Politics in Hebden Bridge is dominated by a small number of nosey parker do-gooders who elected themselves to a special Council of Elders in a vain attempt to control the different tribes. Laws imposed by this Council of Elders include making it mandatory for all shops to sell totally useless stuff and for small businesses to install and maintain flower baskets, which are the subject of annual inspections. The council levies a special tax on all inhabitants which typically increases by 1000% each year, the monies raised going towards maintaining the hanging baskets and paying for their annual holidays to the twin town of Warhammer.

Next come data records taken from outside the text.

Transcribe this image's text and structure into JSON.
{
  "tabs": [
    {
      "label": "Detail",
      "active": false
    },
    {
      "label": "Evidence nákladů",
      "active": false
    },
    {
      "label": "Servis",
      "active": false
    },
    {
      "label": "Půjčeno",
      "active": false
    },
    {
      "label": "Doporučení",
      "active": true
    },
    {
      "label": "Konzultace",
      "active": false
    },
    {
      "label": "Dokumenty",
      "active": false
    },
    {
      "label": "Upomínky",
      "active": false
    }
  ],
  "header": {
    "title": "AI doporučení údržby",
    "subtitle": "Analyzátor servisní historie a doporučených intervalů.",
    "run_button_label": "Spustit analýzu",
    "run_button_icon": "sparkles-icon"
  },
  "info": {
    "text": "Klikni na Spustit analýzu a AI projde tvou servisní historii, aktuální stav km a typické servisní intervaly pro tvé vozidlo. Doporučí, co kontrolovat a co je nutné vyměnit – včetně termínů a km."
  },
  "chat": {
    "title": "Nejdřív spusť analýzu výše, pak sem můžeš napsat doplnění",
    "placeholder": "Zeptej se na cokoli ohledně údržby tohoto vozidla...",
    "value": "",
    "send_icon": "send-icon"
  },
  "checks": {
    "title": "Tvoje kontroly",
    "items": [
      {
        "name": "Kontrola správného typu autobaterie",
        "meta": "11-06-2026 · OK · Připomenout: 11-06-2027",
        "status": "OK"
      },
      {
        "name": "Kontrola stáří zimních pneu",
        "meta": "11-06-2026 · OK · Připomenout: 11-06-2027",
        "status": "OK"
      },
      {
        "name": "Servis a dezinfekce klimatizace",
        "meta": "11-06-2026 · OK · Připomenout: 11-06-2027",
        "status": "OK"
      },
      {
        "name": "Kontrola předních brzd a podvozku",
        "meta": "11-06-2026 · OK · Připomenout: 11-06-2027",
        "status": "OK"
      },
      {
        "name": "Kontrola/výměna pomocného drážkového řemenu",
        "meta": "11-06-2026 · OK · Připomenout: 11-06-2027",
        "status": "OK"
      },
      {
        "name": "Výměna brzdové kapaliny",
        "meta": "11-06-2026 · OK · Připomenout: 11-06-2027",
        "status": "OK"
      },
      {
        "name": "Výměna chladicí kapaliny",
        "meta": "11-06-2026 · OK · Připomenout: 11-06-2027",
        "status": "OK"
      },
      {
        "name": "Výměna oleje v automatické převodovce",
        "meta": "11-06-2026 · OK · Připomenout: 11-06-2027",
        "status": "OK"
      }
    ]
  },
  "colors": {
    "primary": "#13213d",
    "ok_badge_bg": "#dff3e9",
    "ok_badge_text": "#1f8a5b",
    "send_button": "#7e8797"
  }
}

A typical council meeting starts with a review of the national press to check how many times the town is mentioned as ‘best for’ or ‘most something’ (previous accolades have included Best Place for Useless Shops and Most Likely Place to find a Gay Sperm Donor). If the town is not mentioned at least three times, the Council immediately calls a State of Emergency and re-instigates ancient laws and customs such as the archaic Silly Hat Parade known to cause irreversible mental illness in small children forced not only to spend six months night and day making their own costumes, but then to march up and down the high street for three days solid before the prize giving ceremony which is sponsored by the Guardianista Book Shop and invariably entails such worthy prizes as books with no pictures in and pass the parcels containing worthy sayings rather than toys.
Some would say this amounts to child cruelty, but it’s nothing compared to the treatment meted out to the younger generation at the Righton crèche where they are forced to learn the words ‘playing is a waste of time and won’t enhance my cognitive skills’ in three minority ethnic languages and partake in crafts such as willow weaving and cup cake baking to prepare them to take over the tiny shops when their parents decide to take a gap year and go travelling to Machu Picchu, before becoming the next generation of Elders.
Another important function of the Council of Elders is to object to any plans, however sensible, that would resolve the car parking situation. To this end, they have invented an elaborate and convoluted system to ensure that no one can ever get planning approval for anything, much to the chagrin of Avid Fleischer. Instead, they have imposed an extra tax on disabled people parking in the town centre in a bid to make them stay at home.